Combating fraud has never been an easy task for businesses, states, governments or even the regulatory bodies. However, for small businesses, fraud is more easily detectable since there is not much activity in the business. An example of fraud in small business might be inventory disappearing or even stationary going missing.
Some simple guidelines have been established; firstly never extend credit to individuals or companies which the business does not have any knowledge as the business need to know if the other company is able to pay its debts. In some cases fictitious companies take advantage and buy large amounts of goods or services on credit and never paying.
Also the privacy policy of the firm should ensure that there is no trading of insider information which could lead to unsolicited people having access to confidential or important documents. Adherence to this policy will surely change the behavior of certain fraudulent staff members. The management needs to ensure a zero-tolerance approach to set the right example.
Checks should be carried out very frequently in order to know how resources inside the business are being utilized. Money should be carefully scrutinized to find any discrepancies. This act will surely discourage further fraud by staff members.

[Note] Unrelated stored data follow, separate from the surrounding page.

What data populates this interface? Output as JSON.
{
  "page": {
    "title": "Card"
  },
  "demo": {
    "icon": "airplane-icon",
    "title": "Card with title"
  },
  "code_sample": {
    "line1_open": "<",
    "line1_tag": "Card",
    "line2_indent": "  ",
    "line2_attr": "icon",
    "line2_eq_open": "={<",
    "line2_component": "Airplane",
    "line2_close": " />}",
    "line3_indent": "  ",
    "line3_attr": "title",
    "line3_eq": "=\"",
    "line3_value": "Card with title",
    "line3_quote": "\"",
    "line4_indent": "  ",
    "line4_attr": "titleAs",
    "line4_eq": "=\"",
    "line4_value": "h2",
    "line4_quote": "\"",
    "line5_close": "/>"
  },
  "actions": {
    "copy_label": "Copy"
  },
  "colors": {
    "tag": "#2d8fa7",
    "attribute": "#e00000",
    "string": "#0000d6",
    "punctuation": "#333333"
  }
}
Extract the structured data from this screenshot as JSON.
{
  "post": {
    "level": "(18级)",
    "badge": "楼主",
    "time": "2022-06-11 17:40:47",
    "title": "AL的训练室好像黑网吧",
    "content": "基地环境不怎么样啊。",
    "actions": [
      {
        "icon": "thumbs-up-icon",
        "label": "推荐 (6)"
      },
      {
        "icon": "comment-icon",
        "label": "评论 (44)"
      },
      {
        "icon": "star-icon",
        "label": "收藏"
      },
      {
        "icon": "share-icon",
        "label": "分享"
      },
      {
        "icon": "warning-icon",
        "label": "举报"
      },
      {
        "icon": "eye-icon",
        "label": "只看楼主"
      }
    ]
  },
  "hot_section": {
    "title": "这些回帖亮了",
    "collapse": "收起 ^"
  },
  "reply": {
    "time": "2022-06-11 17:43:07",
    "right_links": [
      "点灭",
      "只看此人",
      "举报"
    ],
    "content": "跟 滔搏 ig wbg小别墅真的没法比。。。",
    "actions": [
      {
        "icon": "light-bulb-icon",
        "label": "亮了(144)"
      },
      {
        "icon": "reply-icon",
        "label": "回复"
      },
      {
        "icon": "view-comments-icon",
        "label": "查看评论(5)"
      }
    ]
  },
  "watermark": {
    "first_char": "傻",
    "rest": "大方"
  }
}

Regarding confidential matters or material, only the appropriate staff should be given access to it. This practice would ensure that no confidential information is being leaked which could have led to fraud.
Another consideration to combat fraud is that there must be thorough check of employees or any potential employees. Management should be very careful in their selection process and try to gain as much as possible information about the employees, their backgrounds, how they fared in their last job, any possible judicial cases.
Following the above mentioned steps can help ease out fraud in a business since high levels of fraud can even lead to corporate failure and businesses need to be careful not to find themselves in deep trouble.